Henry David Thoreau taught that individuals should refuse to cooperate with the commands of the majority, via political democracy, if those demands conflicted with the individual’s conscience and with morality. Thoreau’s teaching influenced a few thinkers, and indirectly influenced millions of people who benefited from the moral independence and principles that Thoreau had awakened.
In British-ruled India, sixty years after Thoreau’s essay about civil disobedience, Mahatma Gandhi declared that British rule was established in India with the cooperation of Indians and had survived only because of this cooperation. He posited that if Indians refused to cooperate, British rule would collapse. He was right.
Russian dissidents in the former Soviet Union may not have had Thoreau in mind. However, their actions and their refusal to submit silently to coercion were inspired by the same ideals that Thoreau espoused.
American popular singer Joan Baez (born 1941) was following the teaching of Thoreau in refusing to pay that part of the tax on her income that she viewed as going to finance the war in Vietnam.

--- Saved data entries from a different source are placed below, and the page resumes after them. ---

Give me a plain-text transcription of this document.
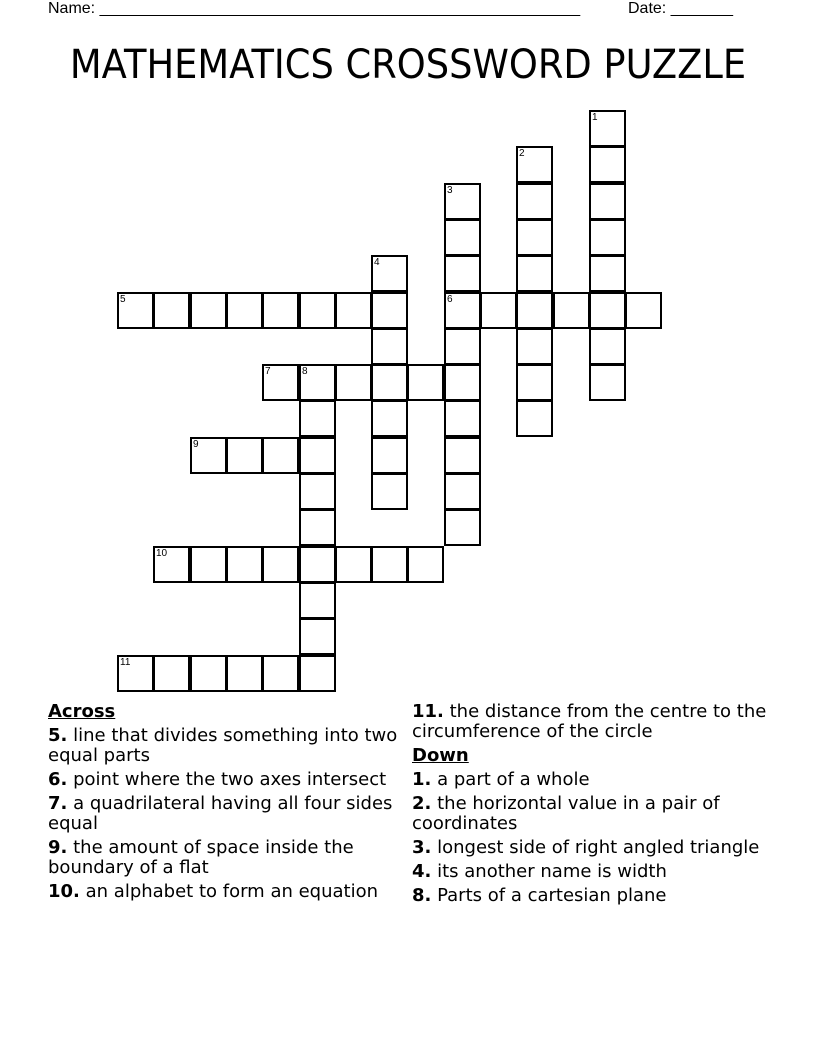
Name: ______________________________________________________	Date: _______
MATHEMATICS CROSSWORD PUZZLE
1
2
3
6
4
5
7	8
9
10
11
Across
5. line that divides something into two equal parts
6. point where the two axes intersect
7. a quadrilateral having all four sides equal
9. the amount of space inside the boundary of a flat
10. an alphabet to form an equation
11. the distance from the centre to the circumference of the circle
Down
1. a part of a whole
2. the horizontal value in a pair of coordinates
3. longest side of right angled triangle
4. its another name is width
8. Parts of a cartesian plane
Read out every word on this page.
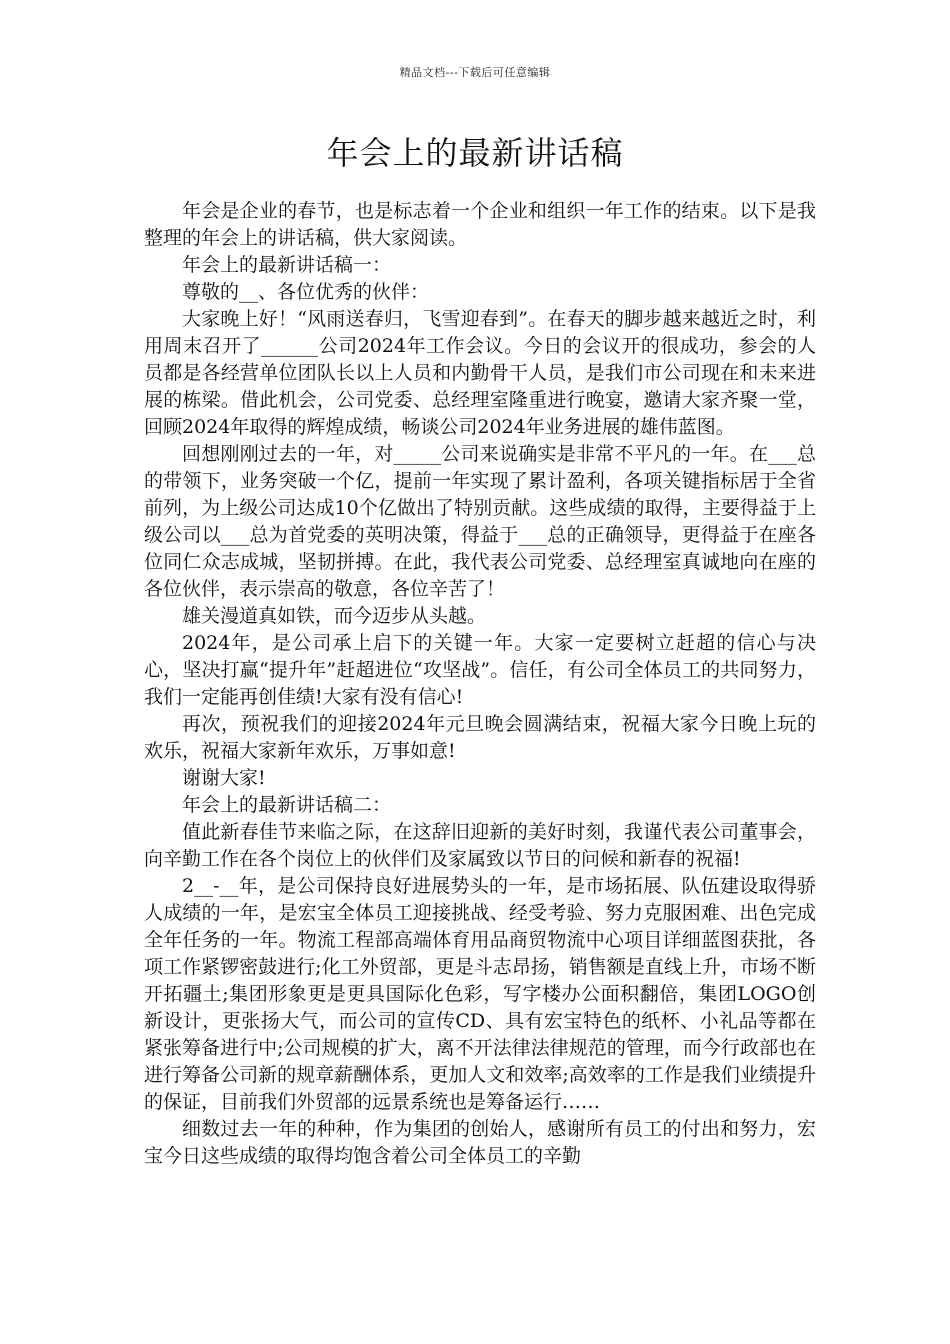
精品文档---下载后可任意编辑
年会上的最新讲话稿

年会是企业的春节，也是标志着一个企业和组织一年工作的结束。以下是我整理的年会上的讲话稿，供大家阅读。

年会上的最新讲话稿一：

尊敬的__、各位优秀的伙伴：

大家晚上好！“风雨送春归，飞雪迎春到”。在春天的脚步越来越近之时，利用周末召开了______公司2024年工作会议。今日的会议开的很成功，参会的人员都是各经营单位团队长以上人员和内勤骨干人员，是我们市公司现在和未来进展的栋梁。借此机会，公司党委、总经理室隆重进行晚宴，邀请大家齐聚一堂，回顾2024年取得的辉煌成绩，畅谈公司2024年业务进展的雄伟蓝图。

回想刚刚过去的一年，对_____公司来说确实是非常不平凡的一年。在___总的带领下，业务突破一个亿，提前一年实现了累计盈利，各项关键指标居于全省前列，为上级公司达成10个亿做出了特别贡献。这些成绩的取得，主要得益于上级公司以___总为首党委的英明决策，得益于___总的正确领导，更得益于在座各位同仁众志成城，坚韧拼搏。在此，我代表公司党委、总经理室真诚地向在座的各位伙伴，表示崇高的敬意，各位辛苦了！

雄关漫道真如铁，而今迈步从头越。

2024年，是公司承上启下的关键一年。大家一定要树立赶超的信心与决心，坚决打赢“提升年”赶超进位“攻坚战”。信任，有公司全体员工的共同努力，我们一定能再创佳绩!大家有没有信心!

再次，预祝我们的迎接2024年元旦晚会圆满结束，祝福大家今日晚上玩的欢乐，祝福大家新年欢乐，万事如意!

谢谢大家!

年会上的最新讲话稿二：

值此新春佳节来临之际，在这辞旧迎新的美好时刻，我谨代表公司董事会，向辛勤工作在各个岗位上的伙伴们及家属致以节日的问候和新春的祝福!

2__-__年，是公司保持良好进展势头的一年，是市场拓展、队伍建设取得骄人成绩的一年，是宏宝全体员工迎接挑战、经受考验、努力克服困难、出色完成全年任务的一年。物流工程部高端体育用品商贸物流中心项目详细蓝图获批，各项工作紧锣密鼓进行;化工外贸部，更是斗志昂扬，销售额是直线上升，市场不断开拓疆土;集团形象更是更具国际化色彩，写字楼办公面积翻倍，集团LOGO创新设计，更张扬大气，而公司的宣传CD、具有宏宝特色的纸杯、小礼品等都在紧张筹备进行中;公司规模的扩大，离不开法律法律规范的管理，而今行政部也在进行筹备公司新的规章薪酬体系，更加人文和效率;高效率的工作是我们业绩提升的保证，目前我们外贸部的远景系统也是筹备运行……

细数过去一年的种种，作为集团的创始人，感谢所有员工的付出和努力，宏宝今日这些成绩的取得均饱含着公司全体员工的辛勤
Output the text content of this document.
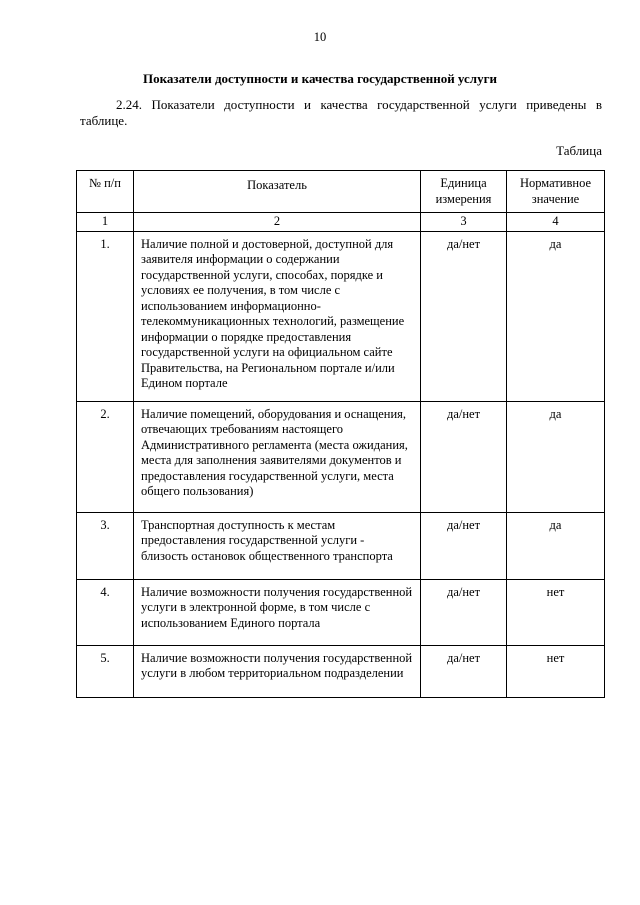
10
Показатели доступности и качества государственной услуги

2.24. Показатели доступности и качества государственной услуги приведены в таблице.

Таблица
№ п/п	Показатель	Единица измерения	Нормативное значение
1	2	3	4
1.	Наличие полной и достоверной, доступной для заявителя информации о содержании государственной услуги, способах, порядке и условиях ее получения, в том числе с использованием информационно-телекоммуникационных технологий, размещение информации о порядке предоставления государственной услуги на официальном сайте Правительства, на Региональном портале и/или Едином портале	да/нет	да
2.	Наличие помещений, оборудования и оснащения, отвечающих требованиям настоящего Административного регламента (места ожидания, места для заполнения заявителями документов и предоставления государственной услуги, места общего пользования)	да/нет	да
3.	Транспортная доступность к местам предоставления государственной услуги - близость остановок общественного транспорта	да/нет	да
4.	Наличие возможности получения государственной услуги в электронной форме, в том числе с использованием Единого портала	да/нет	нет
5.	Наличие возможности получения государственной услуги в любом территориальном подразделении	да/нет	нет
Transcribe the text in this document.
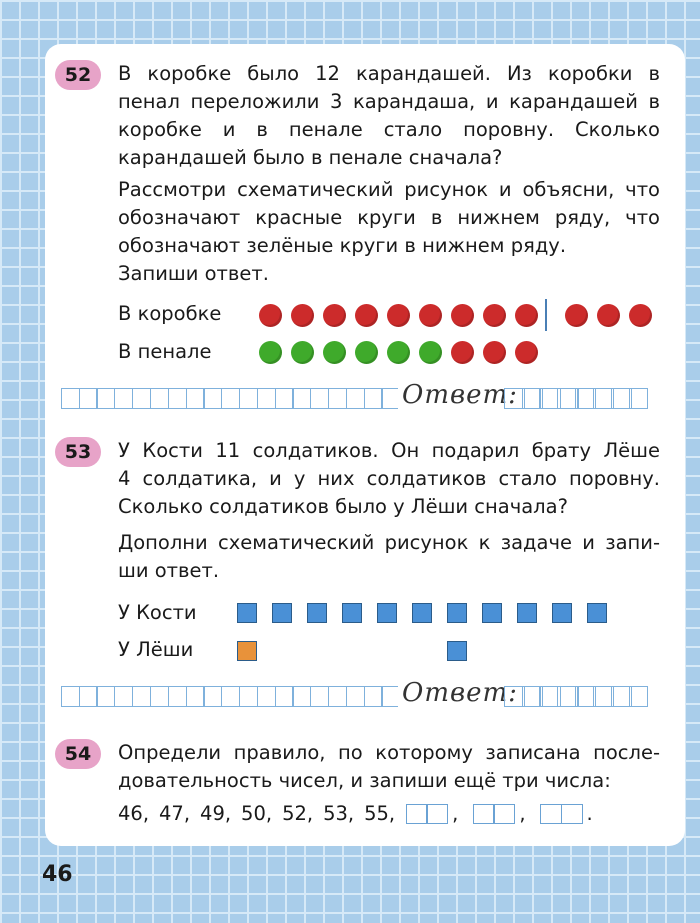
52	В коробке было 12 карандашей. Из коробки в
пенал переложили 3 карандаша, и карандашей в
коробке и в пенале стало поровну. Сколько
карандашей было в пенале сначала?
Рассмотри схематический рисунок и объясни, что
обозначают красные круги в нижнем ряду, что
обозначают зелёные круги в нижнем ряду.
Запиши ответ.
В коробке
В пенале
Ответ:
53	У Кости 11 солдатиков. Он подарил брату Лёше
4 солдатика, и у них солдатиков стало поровну.
Сколько солдатиков было у Лёши сначала?
Дополни схематический рисунок к задаче и запи-
ши ответ.
У Кости
У Лёши
Ответ:
54	Определи правило, по которому записана после-
довательность чисел, и запиши ещё три числа:
46, 47, 49, 50, 52, 53, 55,	,	,	.
46
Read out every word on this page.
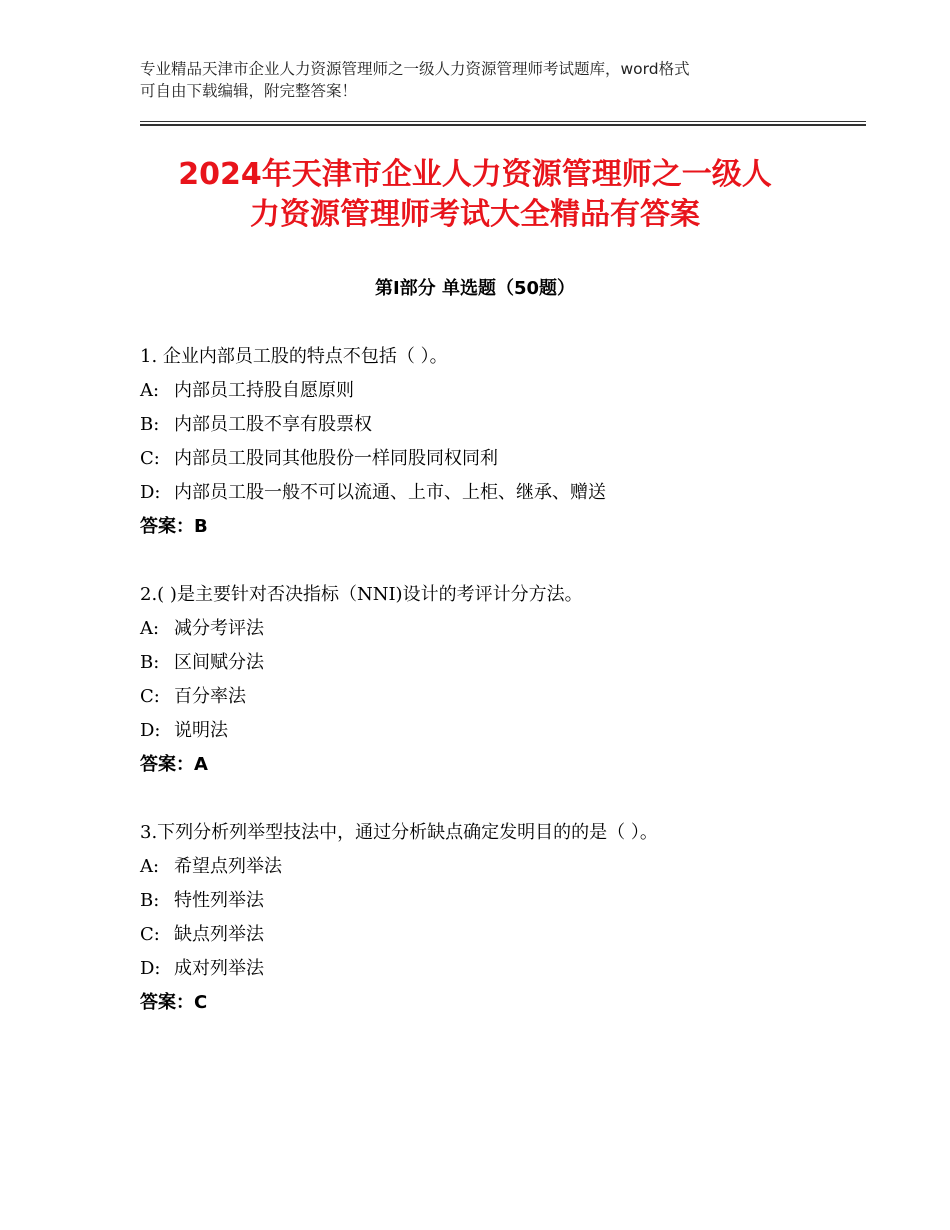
专业精品天津市企业人力资源管理师之一级人力资源管理师考试题库，word格式

可自由下载编辑，附完整答案！

2024年天津市企业人力资源管理师之一级人
力资源管理师考试大全精品有答案
第Ⅰ部分 单选题（50题）
1. 企业内部员工股的特点不包括（ ）。
A: 内部员工持股自愿原则
B: 内部员工股不享有股票权
C: 内部员工股同其他股份一样同股同权同利
D: 内部员工股一般不可以流通、上市、上柜、继承、赠送
答案：B
2.( )是主要针对否决指标（NNI)设计的考评计分方法。
A: 减分考评法
B: 区间赋分法
C: 百分率法
D: 说明法
答案：A
3.下列分析列举型技法中，通过分析缺点确定发明目的的是（ ）。
A: 希望点列举法
B: 特性列举法
C: 缺点列举法
D: 成对列举法
答案：C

In the United States, Martin Luther King, Jr. (1929-1968) was another follower of Thoreau’s idea of civil disobedience. King advocated non-violent refusal to obey political laws that denied the civil rights of black Americans. By his moral leadership King became influential in ending legalized discrimination that relegated black Americans to second-class citizen status.
Andrew Galambos espoused the view that lone individuals would lead the way towards greater freedom for humanity; they would do so by innovating and developing those ideas, services, products, and companies that would provide for human security.
Security products and services have been created through a spontaneous, unplanned evolutionary process that has been developing over the past four centuries. This process became evident with the inception of the insurance industry in 17th century England and Holland. For what is the insurance industry but a spontaneous human cultural development to provide security?
The book of which this chapter is a part demonstrates that political states do not provide human security, but only the false simulacrum of security. Rather than security, political states cause discord and war; they attack and plunder the people they pretend to protect.
It appears to be inevitable that eventually the intellectual, ideological, and entrepreneurial leaders of human society, and much of the rest of society, will recognize the futility of politics and political states. As that recognition deepens and spreads, of necessity people will look to the free market place for those companies that provide real human security on a proprietary and non-coercive basis.